Editorial par Patrick Apel-Muller
Les dégâts des « réformes »
Il est urgent d’attendre. L’été dernier, Christine Lagarde niait avec aplomb la crise que tous les observateurs voyaient se dessiner. Aujourd’hui, elle s’est retrouvée à l’heure du thé en compagnie du premier ministre et de cinq autres ministres pour « analyser les causes de cette dégradation de la conjoncture internationale ». Il est bien temps !
La France est entrée en récession et le seul horizon que le gouvernement propose, c’est la poursuite de réformes qui plombent notre économie, et même leur aggravation puisque sont à nouveau évoqués un report de la mise en oeuvre du RSA pour les plus pauvres et des coupes claires dans le budget 2009 !
Comme dans toutes les circonstances où, après des profits record, le système capitaliste se réajuste dans la casse et la crise, les experts patronaux jugent que la facture doit être adressée aux Français. À eux de payer les frasques et les extases des marchés financiers, déclare en substance l’économiste préféré du président de la République, Nicolas Baverez, qui appelle « à résister à la tentation de distribuer du pouvoir d’achat fictif », et livre la mèche : « On ne peut pas être à la fois le président du pouvoir d’achat et le président des réformes. » C’est dit : la politique de Nicolas Sarkozy ne vise pas à améliorer la situation des Français mais à remodeler la société selon les voeux du MEDEF et de sa présidente, Laurence Parisot.

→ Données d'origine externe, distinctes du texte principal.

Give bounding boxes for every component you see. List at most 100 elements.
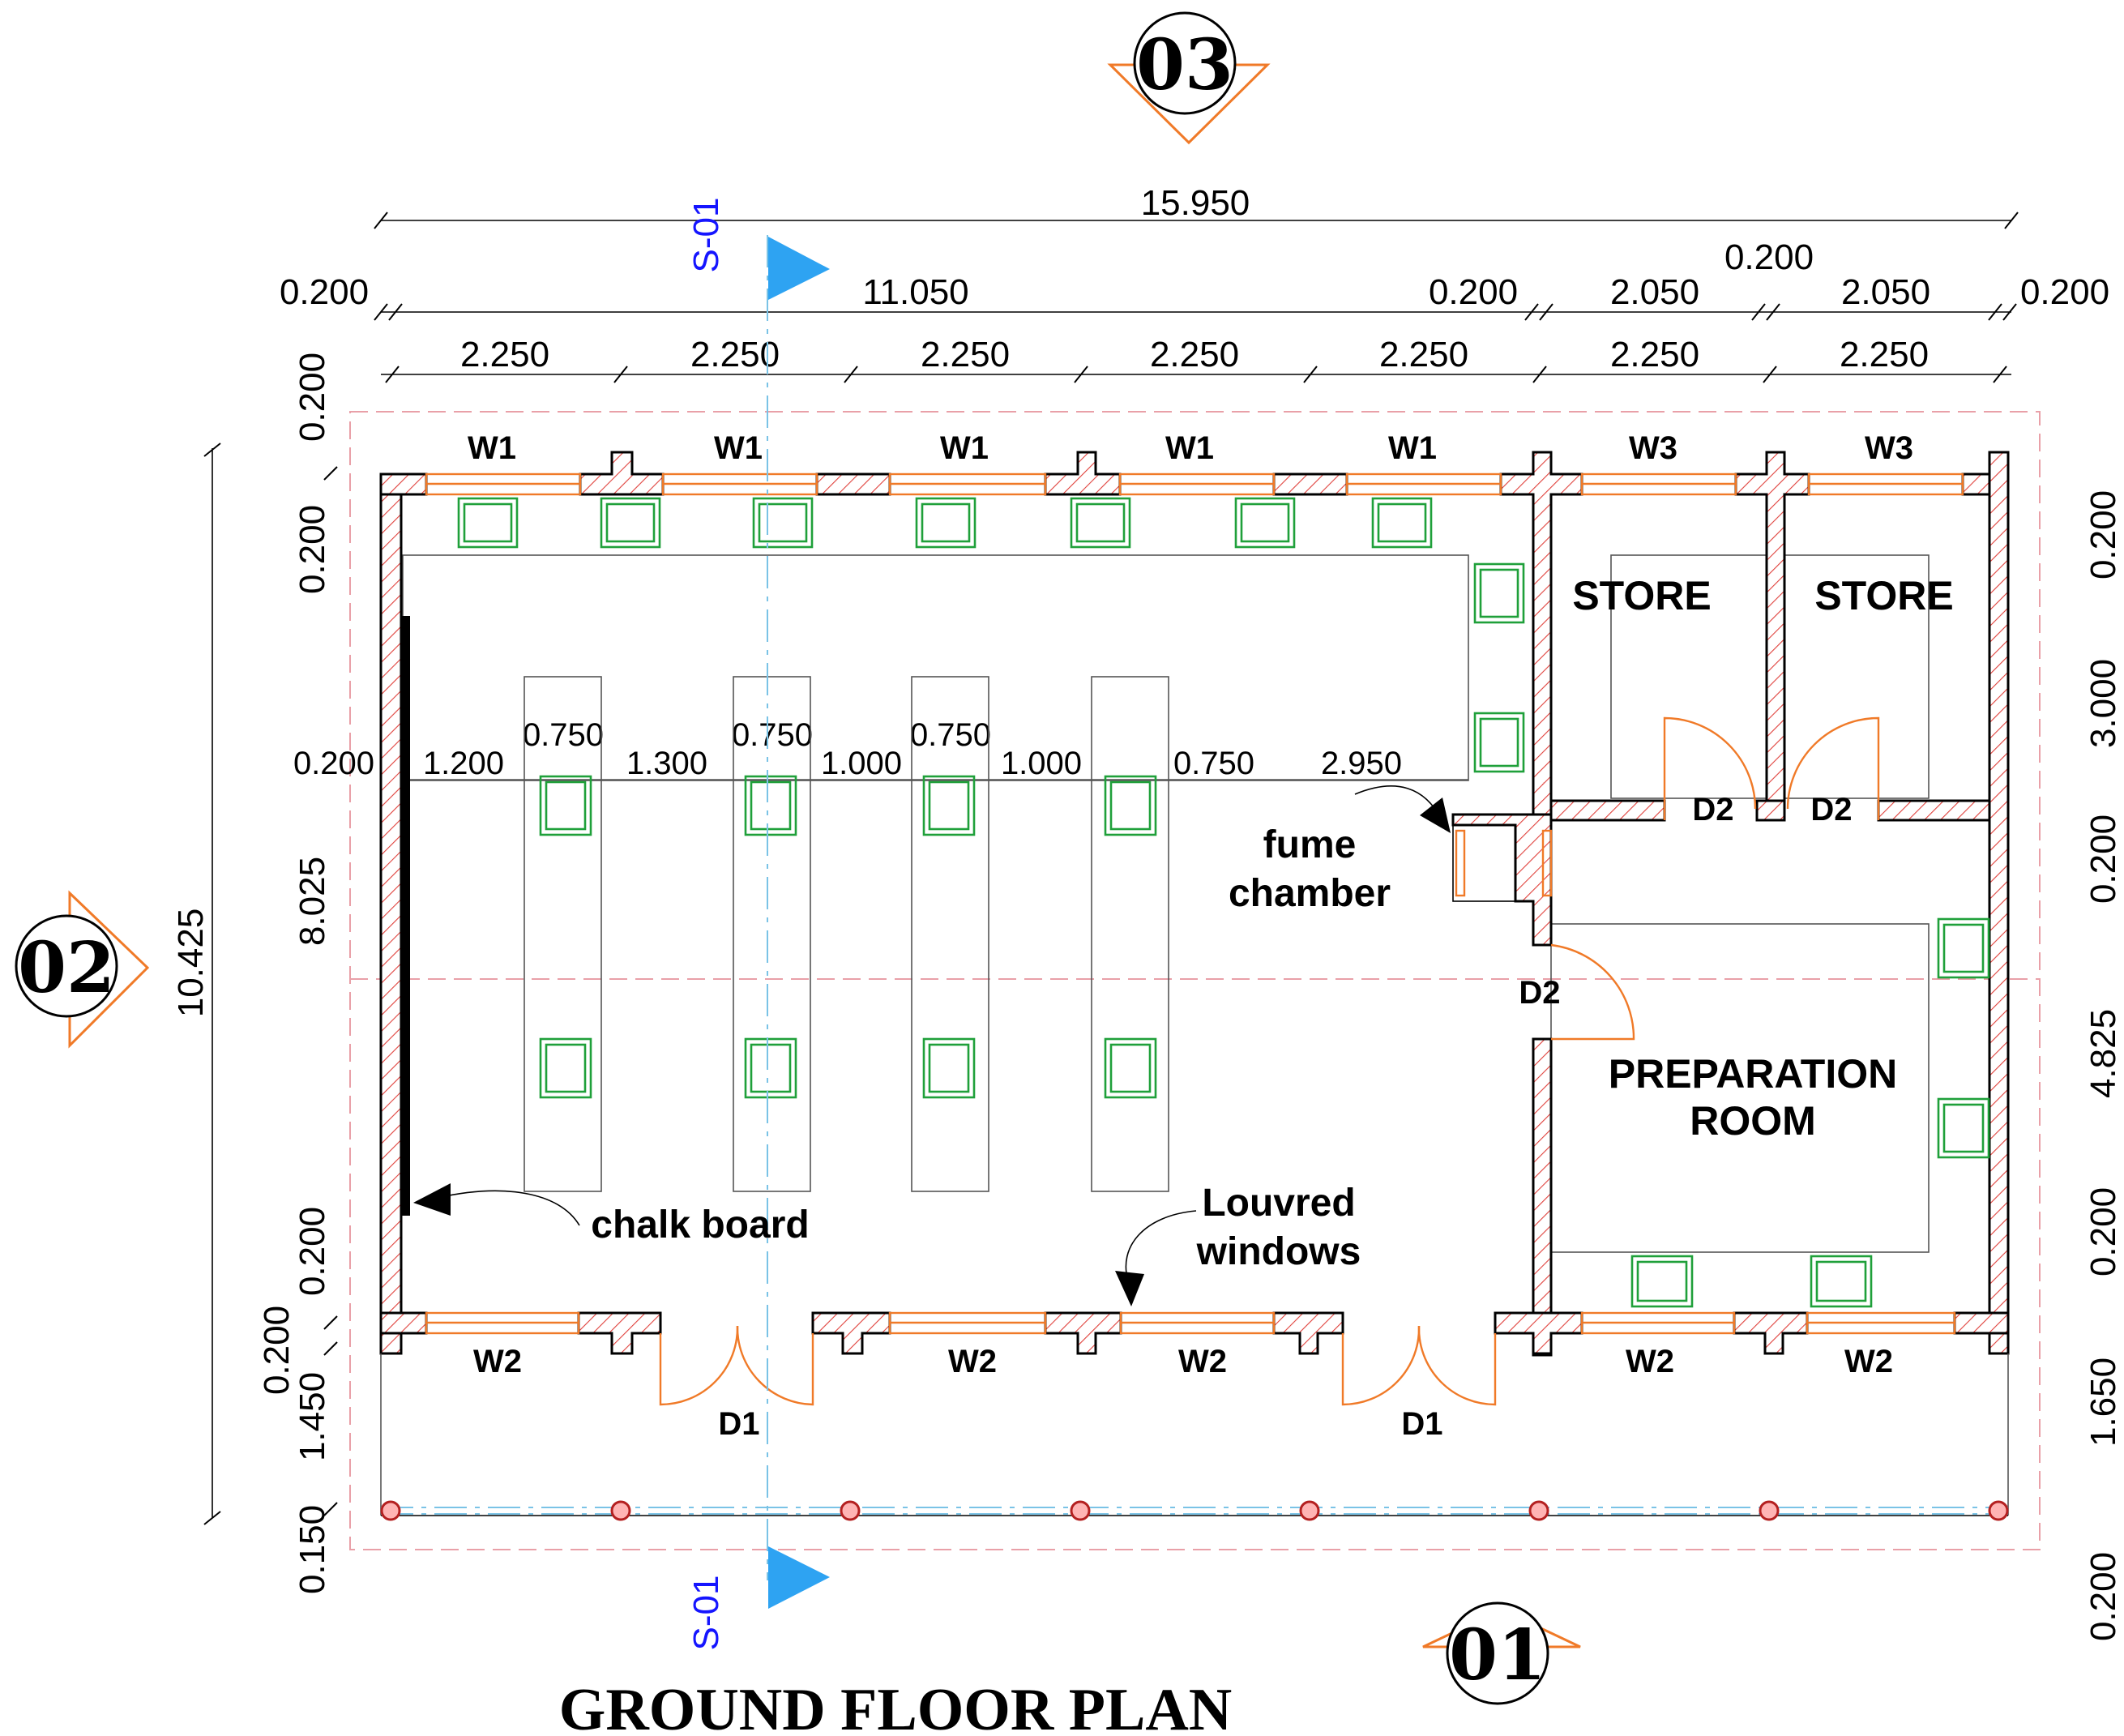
windows-top bbox=[425, 472, 1964, 496]
windows-bottom bbox=[425, 1311, 1956, 1335]
bench bbox=[733, 676, 811, 1192]
svg-text:0.200: 0.200 bbox=[1724, 237, 1814, 277]
svg-text:0.750: 0.750 bbox=[523, 717, 604, 753]
svg-text:chamber: chamber bbox=[1229, 872, 1391, 915]
section-marker-left: 02 bbox=[15, 890, 150, 1049]
svg-text:W2: W2 bbox=[1178, 1344, 1227, 1379]
svg-text:W1: W1 bbox=[940, 430, 989, 466]
room-labels: STORE STORE PREPARATION ROOM bbox=[1572, 573, 1953, 1144]
dims-bench-upper: 0.750 0.750 0.750 bbox=[523, 717, 991, 753]
svg-text:2.250: 2.250 bbox=[460, 335, 549, 374]
svg-text:W1: W1 bbox=[1165, 430, 1214, 466]
fixtures bbox=[457, 497, 1990, 1308]
door-labels: D1 D1 D2 D2 D2 bbox=[718, 792, 1852, 1442]
dim-overall-depth: 10.425 bbox=[171, 909, 211, 1018]
svg-text:1.650: 1.650 bbox=[2083, 1358, 2123, 1447]
svg-text:0.200: 0.200 bbox=[293, 1207, 332, 1296]
svg-text:windows: windows bbox=[1196, 1230, 1361, 1273]
svg-text:D2: D2 bbox=[1810, 792, 1852, 827]
dims-grid-row: 2.250 2.250 2.250 2.250 2.250 2.250 2.25… bbox=[460, 335, 1929, 374]
svg-text:0.200: 0.200 bbox=[2020, 272, 2109, 312]
fume-chamber bbox=[1452, 824, 1553, 902]
section-arrow-bottom bbox=[768, 1546, 830, 1609]
svg-text:2.250: 2.250 bbox=[1379, 335, 1468, 374]
section-arrow-top bbox=[768, 237, 830, 300]
dimension-lines bbox=[203, 212, 2019, 1525]
svg-text:1.000: 1.000 bbox=[821, 746, 902, 781]
svg-text:0.200: 0.200 bbox=[293, 505, 332, 594]
svg-text:PREPARATION: PREPARATION bbox=[1609, 1051, 1898, 1097]
svg-text:0.750: 0.750 bbox=[910, 717, 991, 753]
svg-text:01: 01 bbox=[1449, 1614, 1546, 1696]
svg-text:2.250: 2.250 bbox=[1610, 335, 1699, 374]
annotations: fume chamber chalk board Louvred windows bbox=[413, 785, 1451, 1306]
dims-left-column: 0.200 0.200 8.025 0.200 0.200 1.450 0.15… bbox=[257, 353, 332, 1594]
svg-text:0.200: 0.200 bbox=[257, 1306, 297, 1395]
svg-text:0.200: 0.200 bbox=[293, 746, 374, 781]
svg-text:02: 02 bbox=[18, 927, 115, 1009]
svg-text:0.200: 0.200 bbox=[293, 353, 332, 442]
svg-text:03: 03 bbox=[1136, 24, 1233, 106]
section-marker-top: 03 bbox=[1107, 11, 1271, 145]
svg-text:W1: W1 bbox=[714, 430, 763, 466]
svg-text:4.825: 4.825 bbox=[2083, 1009, 2123, 1098]
svg-text:2.250: 2.250 bbox=[690, 335, 780, 374]
svg-text:2.250: 2.250 bbox=[1150, 335, 1239, 374]
svg-text:W2: W2 bbox=[473, 1344, 522, 1379]
svg-text:2.250: 2.250 bbox=[921, 335, 1010, 374]
svg-text:2.050: 2.050 bbox=[1610, 272, 1699, 312]
svg-text:Louvred: Louvred bbox=[1202, 1182, 1355, 1225]
section-cut-label-bottom: S-01 bbox=[686, 1576, 726, 1651]
dims-bench-lower: 0.200 1.200 1.300 1.000 1.000 0.750 2.95… bbox=[293, 746, 1402, 781]
svg-text:chalk board: chalk board bbox=[591, 1204, 809, 1246]
svg-text:1.300: 1.300 bbox=[626, 746, 707, 781]
svg-text:W2: W2 bbox=[1844, 1344, 1893, 1379]
svg-text:0.200: 0.200 bbox=[2083, 815, 2123, 904]
svg-text:0.200: 0.200 bbox=[2083, 1187, 2123, 1276]
svg-text:0.150: 0.150 bbox=[293, 1505, 332, 1594]
svg-text:fume: fume bbox=[1263, 823, 1357, 866]
lab-benches bbox=[524, 676, 1169, 1192]
dim-overall-width: 15.950 bbox=[1141, 183, 1250, 223]
svg-text:1.450: 1.450 bbox=[293, 1372, 332, 1461]
dims-right-column: 0.200 3.000 0.200 4.825 0.200 1.650 0.20… bbox=[2083, 490, 2123, 1641]
svg-text:0.750: 0.750 bbox=[732, 717, 813, 753]
svg-text:0.750: 0.750 bbox=[1173, 746, 1254, 781]
chalk-board bbox=[402, 616, 410, 1216]
veranda bbox=[380, 1353, 2009, 1521]
svg-text:0.200: 0.200 bbox=[2083, 1552, 2123, 1641]
svg-text:0.200: 0.200 bbox=[1429, 272, 1518, 312]
drawing-title: GROUND FLOOR PLAN bbox=[559, 1677, 1232, 1736]
svg-text:3.000: 3.000 bbox=[2083, 659, 2123, 748]
doors bbox=[659, 716, 1880, 1406]
svg-text:D2: D2 bbox=[1692, 792, 1733, 827]
svg-text:1.000: 1.000 bbox=[1001, 746, 1082, 781]
svg-text:W1: W1 bbox=[468, 430, 516, 466]
svg-text:0.200: 0.200 bbox=[280, 272, 369, 312]
svg-text:11.050: 11.050 bbox=[862, 272, 968, 312]
svg-text:STORE: STORE bbox=[1572, 573, 1711, 618]
svg-text:W2: W2 bbox=[948, 1344, 997, 1379]
svg-text:W3: W3 bbox=[1865, 430, 1913, 466]
svg-text:1.200: 1.200 bbox=[423, 746, 504, 781]
svg-text:W1: W1 bbox=[1388, 430, 1437, 466]
svg-text:D1: D1 bbox=[1401, 1406, 1442, 1442]
svg-text:2.050: 2.050 bbox=[1841, 272, 1930, 312]
svg-text:2.950: 2.950 bbox=[1321, 746, 1402, 781]
svg-text:2.250: 2.250 bbox=[1840, 335, 1929, 374]
dims-top-row: 0.200 11.050 0.200 2.050 0.200 2.050 0.2… bbox=[280, 237, 2109, 312]
svg-text:ROOM: ROOM bbox=[1690, 1098, 1816, 1144]
svg-text:W3: W3 bbox=[1629, 430, 1677, 466]
section-cut-label-top: S-01 bbox=[686, 198, 726, 273]
svg-text:D1: D1 bbox=[718, 1406, 759, 1442]
plot-boundary bbox=[349, 411, 2041, 1550]
walls bbox=[379, 451, 2010, 1357]
svg-text:D2: D2 bbox=[1519, 975, 1560, 1011]
svg-text:STORE: STORE bbox=[1814, 573, 1953, 618]
section-marker-bottom: 01 bbox=[1422, 1601, 1581, 1705]
bench bbox=[1091, 676, 1169, 1192]
svg-text:8.025: 8.025 bbox=[293, 857, 332, 946]
bench bbox=[524, 676, 602, 1192]
svg-text:0.200: 0.200 bbox=[2083, 490, 2123, 579]
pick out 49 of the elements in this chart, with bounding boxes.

Pire : tout ce qu’a entrepris la droite au pouvoir malmène les conditions de vie des Français et aggrave la crise. La stagnation ou la baisse des salaires, la chasse aux chômeurs, la réduction de l’investissement public et social étouffent la consommation, tandis que la fiscalité privilégie toujours les placements plutôt que l’activité productive et l’emploi. Résultats : la production industrielle ne cesse de reculer, les prix s’envolent (pour le gaz, il s’agit de combler les actionnaires du groupe Suez-GDF…), et le commerce extérieur se dégrade. Le chômage, que l’équipe Fillon masque derrière la généralisation de lprécaire, risque pourtant à nouveau de croître.
Quand ni l’efficacité économique ni la justice sociale ne sont au rendez-vous, que reste-t-il à François Fillon pour proclamer « une victoire idéologique de la droite » ? Sans doute, à l’Élysée, a-t-on longtemps rêvé de reproduire ce que l’écrivain britannique Jonathan Coe nommait « le coup d’État idéologique » de Margaret Thatcher, renversant les valeurs collectives anglaises et décrochant des pans entiers du Parti travailliste, ceux qui se prétendaient « sociaux démocrates modernes et libéraux ». Mais si le Château garde la main - parce que l’opposition ne la prend pas -, il ne convainc pas. La société se contracte devant la déchirure du contrat qui l’unit. Des luttes sociales en surgiront-elles ? Une mise en cause circonstanciée de la politique sarkozyenne va-t-elle se dessiner ? Il est encore tôt pour le prédire. Il faut que soit proposé à notre peuple de quoi ranimer son goût pour la politique, des idées de transformations qui se dégagent franchement du brouet conformiste, bien autre chose que des querelles d’ambitions personnelles. L’automne qui s’approche avec les congrès des formations de gauche pourrait bien être décisif.